Divine Hiddenness, Divine Silence
Divine silence—or, as many think of it, divine hiddenness—is the source of one of the two most important and widely discussed objections to belief in God. It is also one of the most important sources of doubt and spiritual distress for religious believers. Many people seem to be utterly broken by divine silence in the midst of their own suffering or the suffering of others, or simply by the ongoing and unsatisfied longing for the presence of God. In this talk, Michael Rea explains why divine silence poses a serious intellectual obstacle to belief in God, and then goes on to consider ways of overcoming that obstacle. After considering several ways in which divine silence might actually be beneficial to human beings, he argues that perhaps silence is nothing more or less than God’s preferred mode of interaction with creatures like us.

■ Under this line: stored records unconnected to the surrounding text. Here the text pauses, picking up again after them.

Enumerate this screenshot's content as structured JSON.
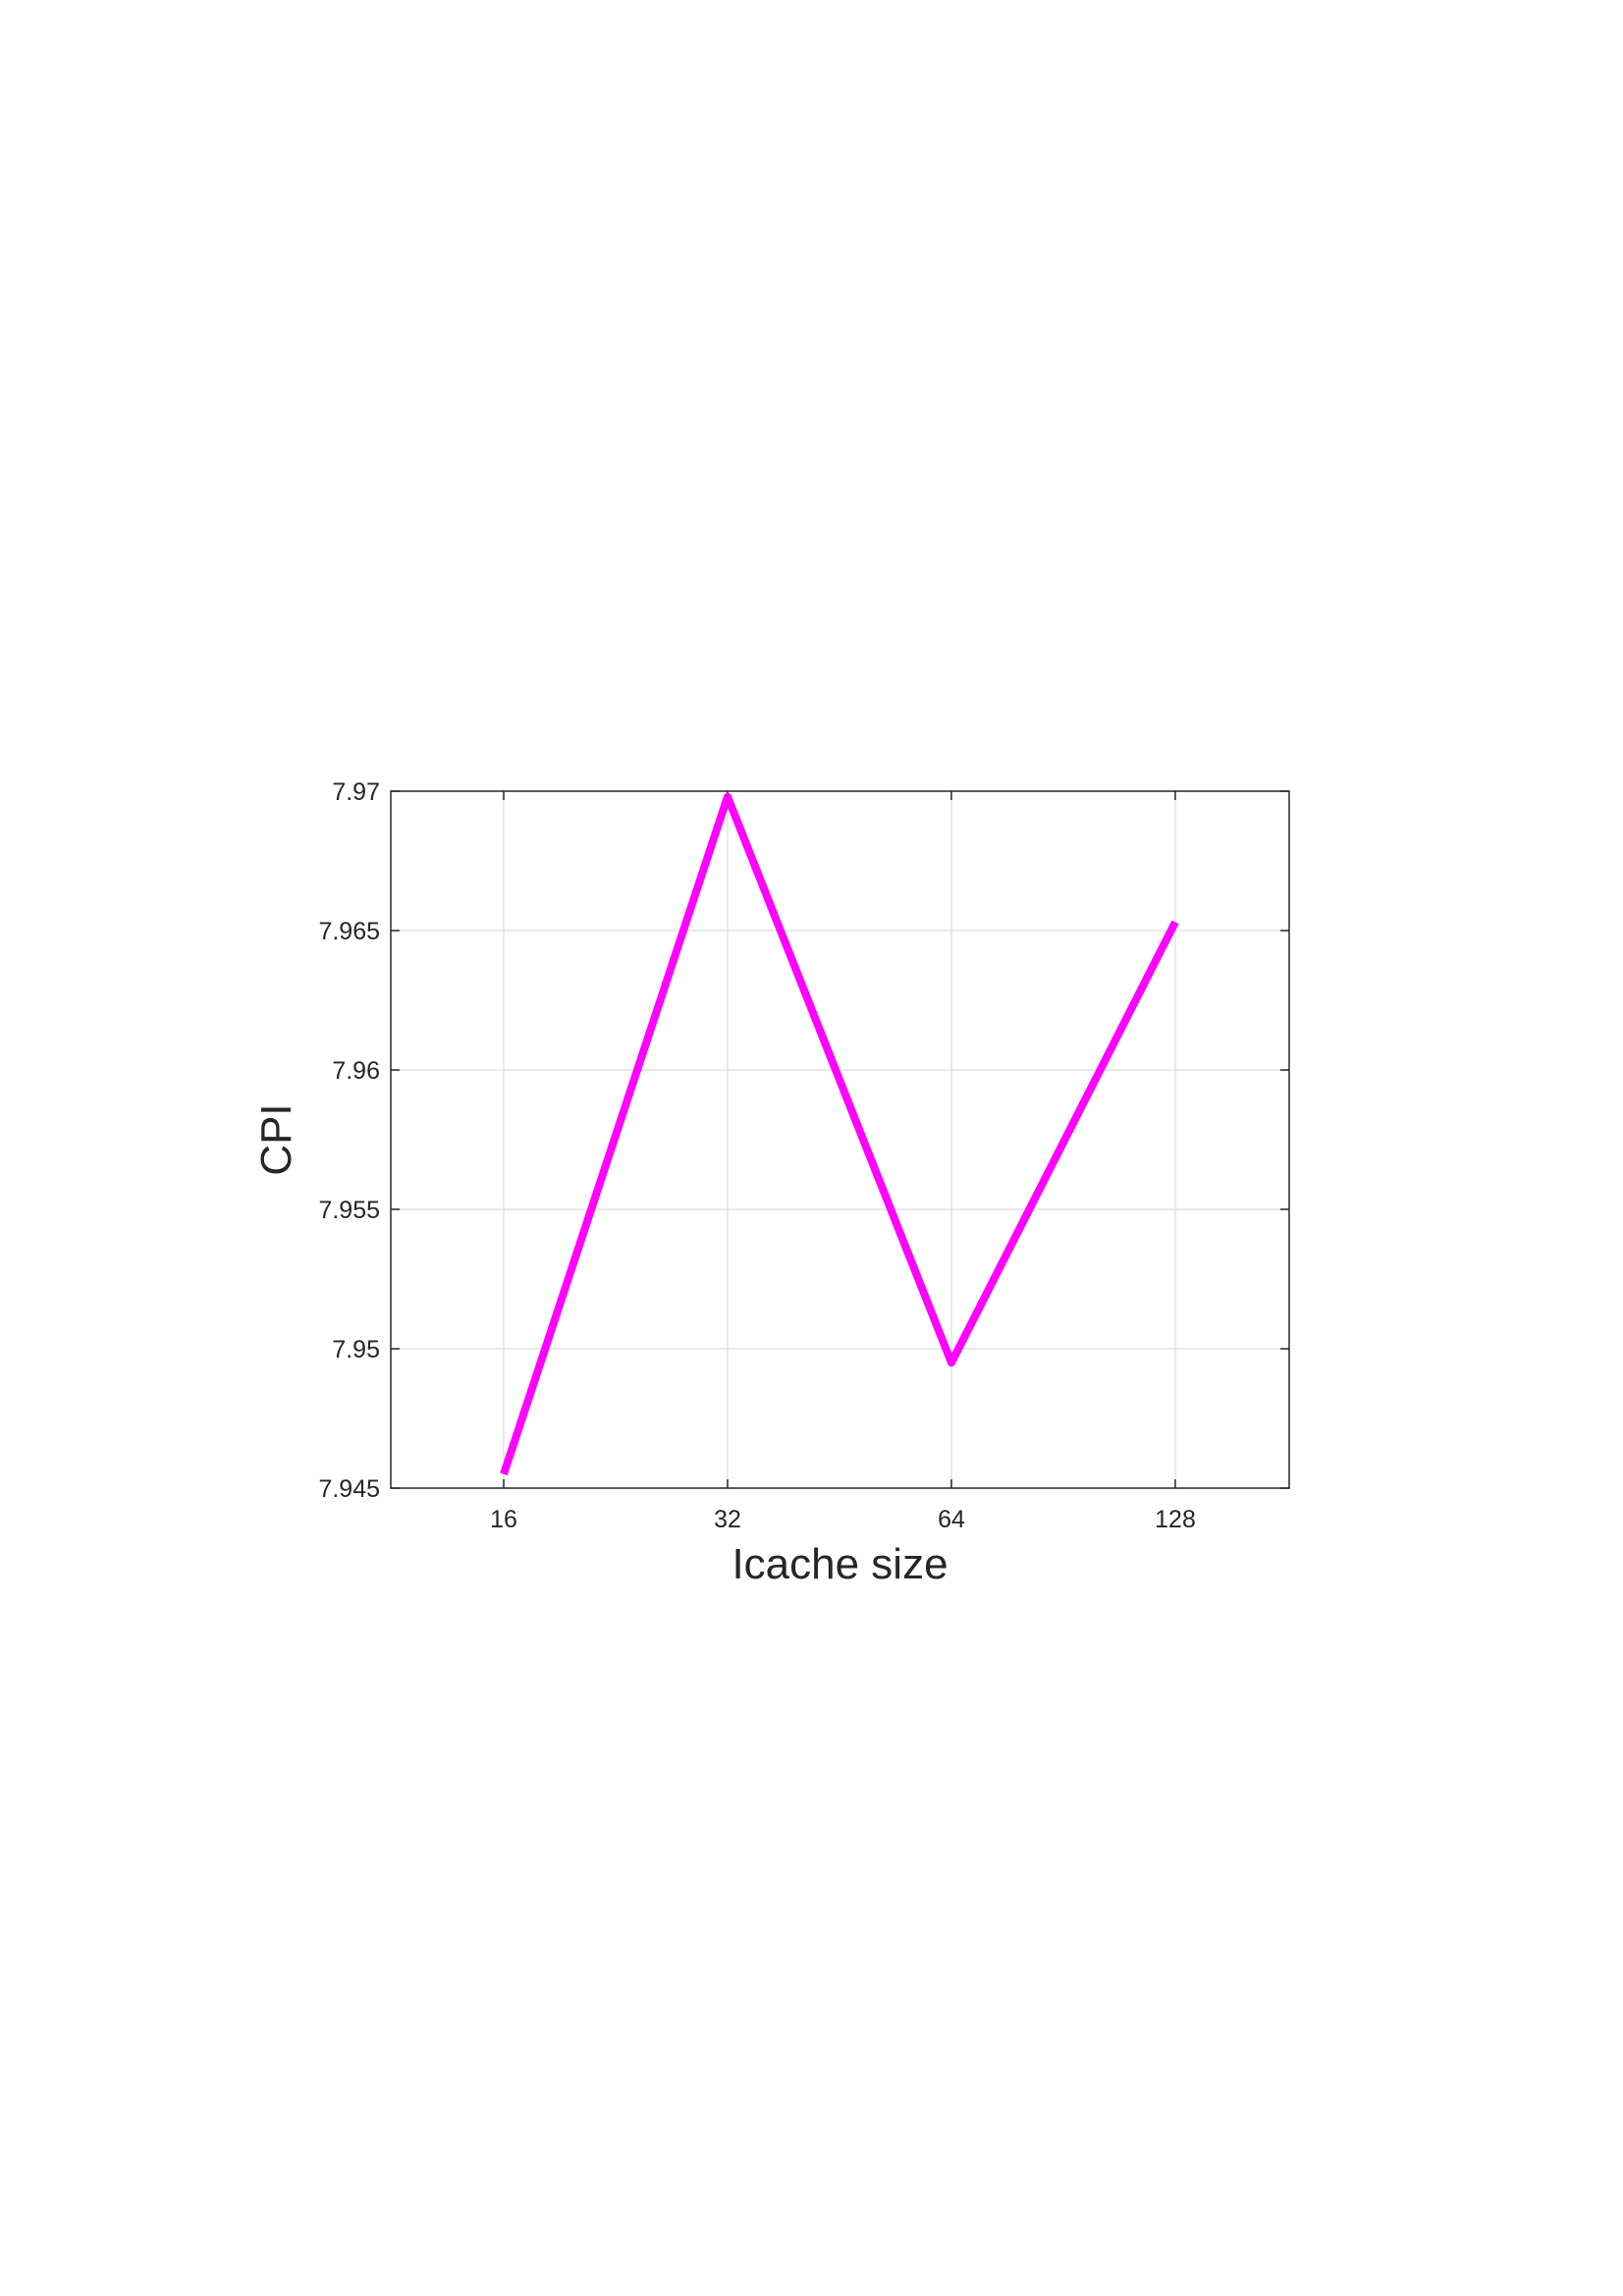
{
  "chart_data": {
    "type": "line",
    "title": "",
    "xlabel": "Icache size",
    "ylabel": "CPI",
    "categories": [
      "16",
      "32",
      "64",
      "128"
    ],
    "series": [
      {
        "values": [
          7.9455,
          7.9698,
          7.9495,
          7.9653
        ],
        "color": "#ff00ff"
      }
    ],
    "ylim": [
      7.945,
      7.97
    ],
    "yticks": [
      7.945,
      7.95,
      7.955,
      7.96,
      7.965,
      7.97
    ],
    "ytick_labels": [
      "7.945",
      "7.95",
      "7.955",
      "7.96",
      "7.965",
      "7.97"
    ],
    "grid": true,
    "legend": "none"
  }
}
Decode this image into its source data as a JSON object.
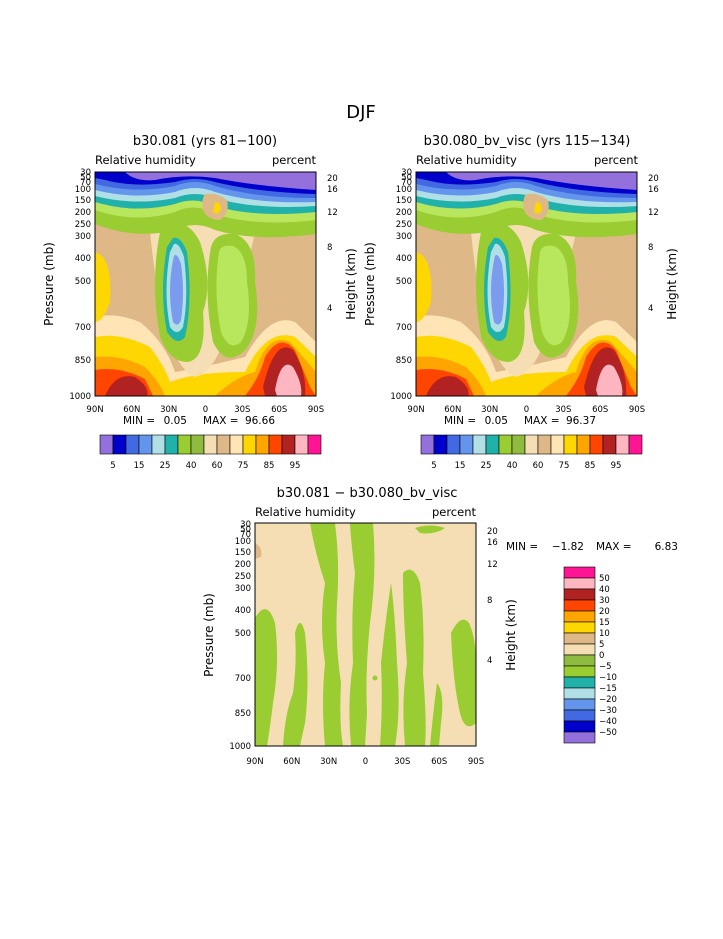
{
  "page_title": "DJF",
  "colors": {
    "absolute_scale": [
      "#9370db",
      "#0000cd",
      "#4169e1",
      "#6495ed",
      "#b0e0e6",
      "#20b2aa",
      "#9acd32",
      "#8fbc3f",
      "#f5deb3",
      "#deb887",
      "#ffe4b5",
      "#ffd700",
      "#ffa500",
      "#ff4500",
      "#b22222",
      "#ffb6c1",
      "#ff1493"
    ],
    "diff_scale": [
      "#9370db",
      "#0000cd",
      "#4169e1",
      "#6495ed",
      "#b0e0e6",
      "#20b2aa",
      "#9acd32",
      "#8fbc3f",
      "#f5deb3",
      "#deb887",
      "#ffd700",
      "#ffa500",
      "#ff4500",
      "#b22222",
      "#ffb6c1",
      "#ff1493"
    ]
  },
  "chart_data": [
    {
      "type": "contour",
      "title": "b30.081 (yrs 81−100)",
      "variable": "Relative humidity",
      "units": "percent",
      "ylabel": "Pressure (mb)",
      "y2label": "Height (km)",
      "x_ticks": [
        "90N",
        "60N",
        "30N",
        "0",
        "30S",
        "60S",
        "90S"
      ],
      "y_ticks": [
        "1000",
        "850",
        "700",
        "500",
        "400",
        "300",
        "250",
        "200",
        "150",
        "100",
        "70",
        "50",
        "30"
      ],
      "y2_ticks": [
        "4",
        "8",
        "12",
        "16",
        "20"
      ],
      "min_label": "MIN =",
      "min_value": "0.05",
      "max_label": "MAX =",
      "max_value": "96.66",
      "colorbar_labels": [
        "5",
        "15",
        "25",
        "40",
        "60",
        "75",
        "85",
        "95"
      ]
    },
    {
      "type": "contour",
      "title": "b30.080_bv_visc (yrs 115−134)",
      "variable": "Relative humidity",
      "units": "percent",
      "ylabel": "Pressure (mb)",
      "y2label": "Height (km)",
      "x_ticks": [
        "90N",
        "60N",
        "30N",
        "0",
        "30S",
        "60S",
        "90S"
      ],
      "y_ticks": [
        "1000",
        "850",
        "700",
        "500",
        "400",
        "300",
        "250",
        "200",
        "150",
        "100",
        "70",
        "50",
        "30"
      ],
      "y2_ticks": [
        "4",
        "8",
        "12",
        "16",
        "20"
      ],
      "min_label": "MIN =",
      "min_value": "0.05",
      "max_label": "MAX =",
      "max_value": "96.37",
      "colorbar_labels": [
        "5",
        "15",
        "25",
        "40",
        "60",
        "75",
        "85",
        "95"
      ]
    },
    {
      "type": "contour",
      "title": "b30.081 − b30.080_bv_visc",
      "variable": "Relative humidity",
      "units": "percent",
      "ylabel": "Pressure (mb)",
      "y2label": "Height (km)",
      "x_ticks": [
        "90N",
        "60N",
        "30N",
        "0",
        "30S",
        "60S",
        "90S"
      ],
      "y_ticks": [
        "1000",
        "850",
        "700",
        "500",
        "400",
        "300",
        "250",
        "200",
        "150",
        "100",
        "70",
        "50",
        "30"
      ],
      "y2_ticks": [
        "4",
        "8",
        "12",
        "16",
        "20"
      ],
      "min_label": "MIN =",
      "min_value": "−1.82",
      "max_label": "MAX =",
      "max_value": "6.83",
      "colorbar_labels": [
        "50",
        "40",
        "30",
        "20",
        "15",
        "10",
        "5",
        "0",
        "−5",
        "−10",
        "−15",
        "−20",
        "−30",
        "−40",
        "−50"
      ]
    }
  ]
}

Perhaps God simply desires communion rather than overt communication with human beings, and perhaps God has provided ways for us to experience God’s presence richly even amidst the silence. Rea concludes that it is plausible to think that Biblical narratives and the liturgies of the church are the vehicles by which God’s presence is mediated to us.
Michael C. Rea is Professor of Philosophy at the University of Notre Dame, as well as the co-Director for Notre Dame’s Center for Philosophy of Religion. He specializes in metaphysics and philosophy of religion. Rea is also currently the president of the Society of Christian Philosophers.